Insured. Sen. John McCain (R-Ariz.) has a type of brain cancer that is often deadly, but he does have at least one thing in his favor: health insurance. Cancer patients with private health insurance or Medicare outlive those on Medicaid or without insurance. Trumpcare would have left millions more people, some of them current and future cancer patients, without insurance.
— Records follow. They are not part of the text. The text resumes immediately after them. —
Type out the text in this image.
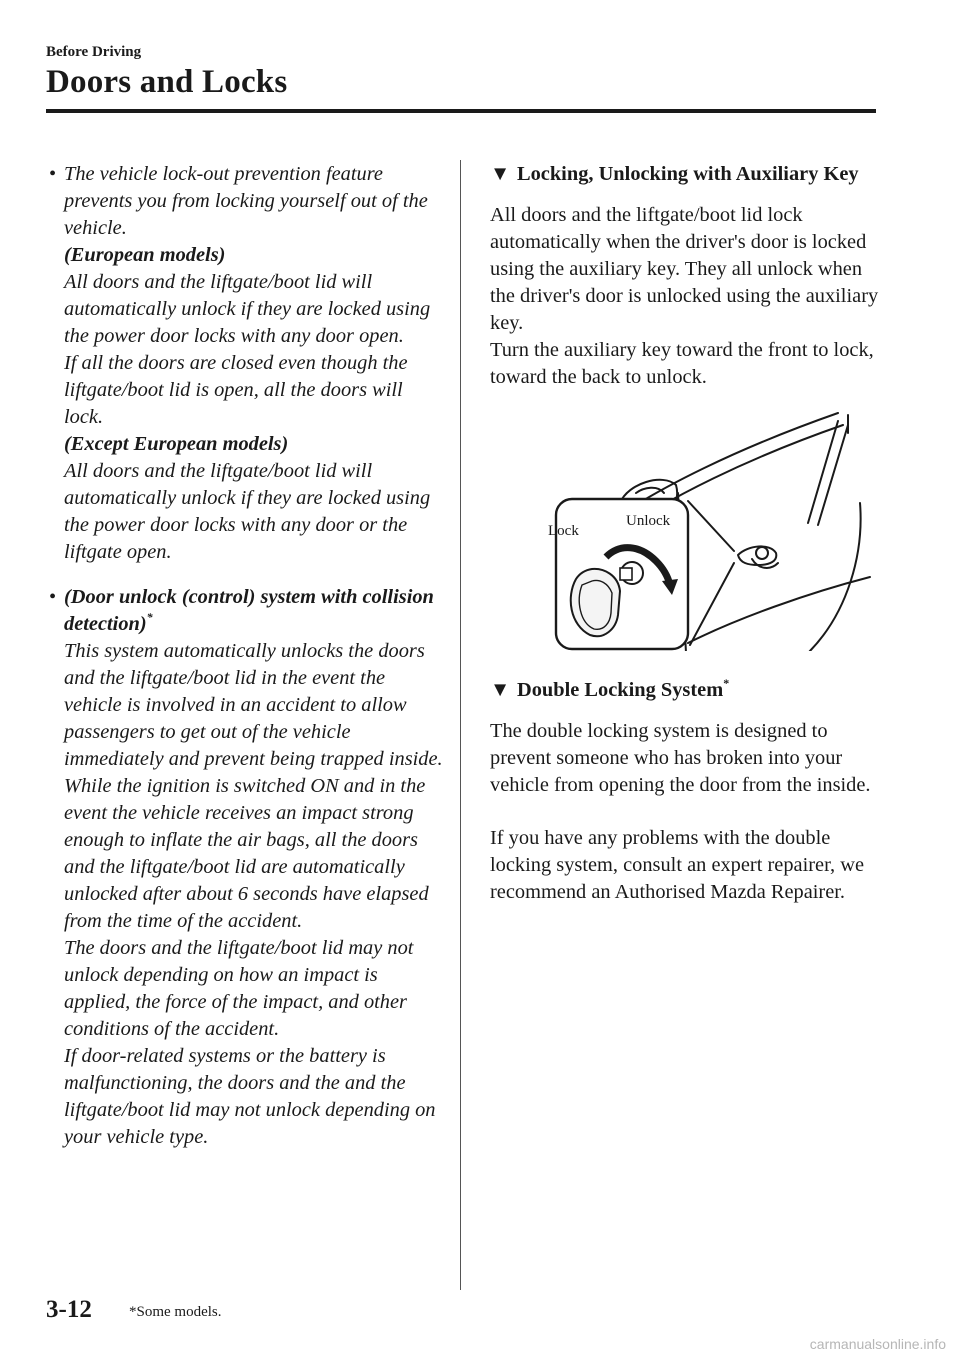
Before Driving
Doors and Locks
• The vehicle lock-out prevention feature prevents you from locking yourself out of the vehicle.

(European models)

All doors and the liftgate/boot lid will automatically unlock if they are locked using the power door locks with any door open.

If all the doors are closed even though the liftgate/boot lid is open, all the doors will lock.

(Except European models)

All doors and the liftgate/boot lid will automatically unlock if they are locked using the power door locks with any door or the liftgate open.

• (Door unlock (control) system with collision detection)*

This system automatically unlocks the doors and the liftgate/boot lid in the event the vehicle is involved in an accident to allow passengers to get out of the vehicle immediately and prevent being trapped inside. While the ignition is switched ON and in the event the vehicle receives an impact strong enough to inflate the air bags, all the doors and the liftgate/boot lid are automatically unlocked after about 6 seconds have elapsed from the time of the accident.

The doors and the liftgate/boot lid may not unlock depending on how an impact is applied, the force of the impact, and other conditions of the accident.

If door-related systems or the battery is malfunctioning, the doors and the and the liftgate/boot lid may not unlock depending on your vehicle type.

▼ Locking, Unlocking with Auxiliary Key

All doors and the liftgate/boot lid lock automatically when the driver's door is locked using the auxiliary key. They all unlock when the driver's door is unlocked using the auxiliary key.

Turn the auxiliary key toward the front to lock, toward the back to unlock.

Lock
Unlock

▼ Double Locking System*

The double locking system is designed to prevent someone who has broken into your vehicle from opening the door from the inside.

If you have any problems with the double locking system, consult an expert repairer, we recommend an Authorised Mazda Repairer.

3-12 *Some models.
carmanualsonline.info
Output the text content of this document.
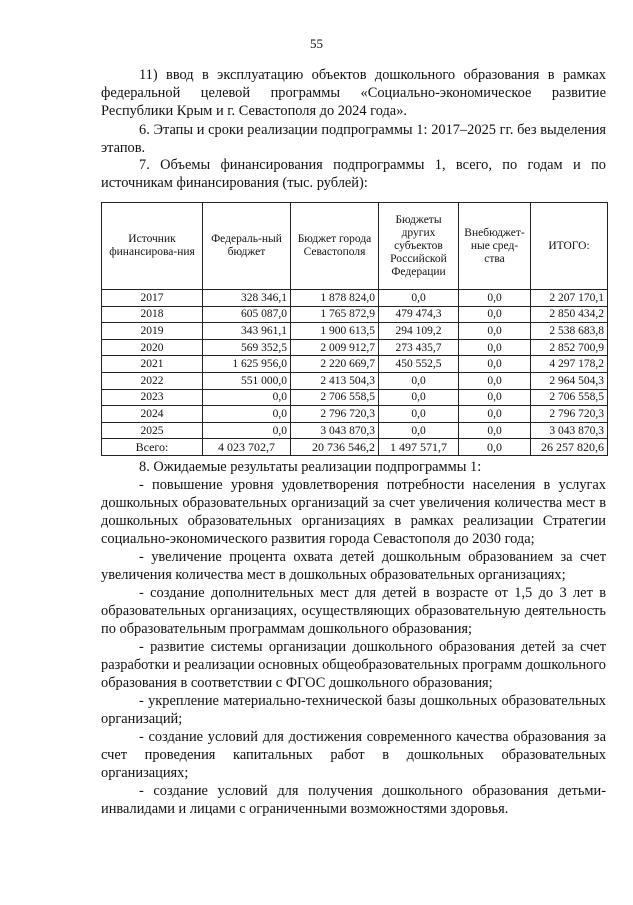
55

11) ввод в эксплуатацию объектов дошкольного образования в рамках федеральной целевой программы «Социально-экономическое развитие Республики Крым и г. Севастополя до 2024 года».

6. Этапы и сроки реализации подпрограммы 1: 2017–2025 гг. без выделения этапов.

7. Объемы финансирования подпрограммы 1, всего, по годам и по источникам финансирования (тыс. рублей):

Источник финансирова-ния	Федераль-ный бюджет	Бюджет города Севастополя	Бюджеты других субъектов Российской Федерации	Внебюджет-ные сред-ства	ИТОГО:
2017	328 346,1	1 878 824,0	0,0	0,0	2 207 170,1
2018	605 087,0	1 765 872,9	479 474,3	0,0	2 850 434,2
2019	343 961,1	1 900 613,5	294 109,2	0,0	2 538 683,8
2020	569 352,5	2 009 912,7	273 435,7	0,0	2 852 700,9
2021	1 625 956,0	2 220 669,7	450 552,5	0,0	4 297 178,2
2022	551 000,0	2 413 504,3	0,0	0,0	2 964 504,3
2023	0,0	2 706 558,5	0,0	0,0	2 706 558,5
2024	0,0	2 796 720,3	0,0	0,0	2 796 720,3
2025	0,0	3 043 870,3	0,0	0,0	3 043 870,3
Всего:	4 023 702,7	20 736 546,2	1 497 571,7	0,0	26 257 820,6

8. Ожидаемые результаты реализации подпрограммы 1:

- повышение уровня удовлетворения потребности населения в услугах дошкольных образовательных организаций за счет увеличения количества мест в дошкольных образовательных организациях в рамках реализации Стратегии социально-экономического развития города Севастополя до 2030 года;
- увеличение процента охвата детей дошкольным образованием за счет увеличения количества мест в дошкольных образовательных организациях;
- создание дополнительных мест для детей в возрасте от 1,5 до 3 лет в образовательных организациях, осуществляющих образовательную деятельность по образовательным программам дошкольного образования;
- развитие системы организации дошкольного образования детей за счет разработки и реализации основных общеобразовательных программ дошкольного образования в соответствии с ФГОС дошкольного образования;
- укрепление материально-технической базы дошкольных образовательных организаций;
- создание условий для достижения современного качества образования за счет проведения капитальных работ в дошкольных образовательных организациях;
- создание условий для получения дошкольного образования детьми-инвалидами и лицами с ограниченными возможностями здоровья.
Arts matter. The National Endowment for the Arts would receive $145 million in fiscal 2018, just a 3 percent cut from its funding of about $150 million this year, under a bill approved Tuesday by the House Appropriations Committee. That’s about five dimes for every American. Trump’s tacky budget for the NEA would have slashed about $116 million, or about 77 percent of this year’s funding. Republicans typically have wanted to reduce or eliminate cultural funding. Trump’s budget for the NEA, which helped fund “Hamilton” and an arts program in Berea, Ken., would have saved taxpayers $1 out of every $35,351 Trump wants to spend.
Not union proud. Loren Sweatt, a former lobbyist for the anti-union construction group Associated General Contractors, will reportedly be named deputy assistant secretary of labor for OSHA. Sweatt would be OSHA’s highest official until an assistant secretary is nominated and confirmed. The deputy job does not have to be confirmed by the Senate. Sweatt is the senior policy adviser for the House Committee on Education and the Workforce.
More Keystones. Oil companies that want to build pipelines from Mexico or Canada could face fewer obstacles under a bill, H.R. 2883, approved 254-175 Wednesday by the House. The bill, sponsored by Rep. Markwayne Mullin (R-Okla.) would eliminate the need for a presidential permit for pipelines that cross U.S. international borders. The Federal Energy Regulatory Commission, not the State Department, would examine whether a pipeline is needed. Former President Barack Obama rejected the 1,179-mile Keystone XL pipeline, but Trump later approved the project.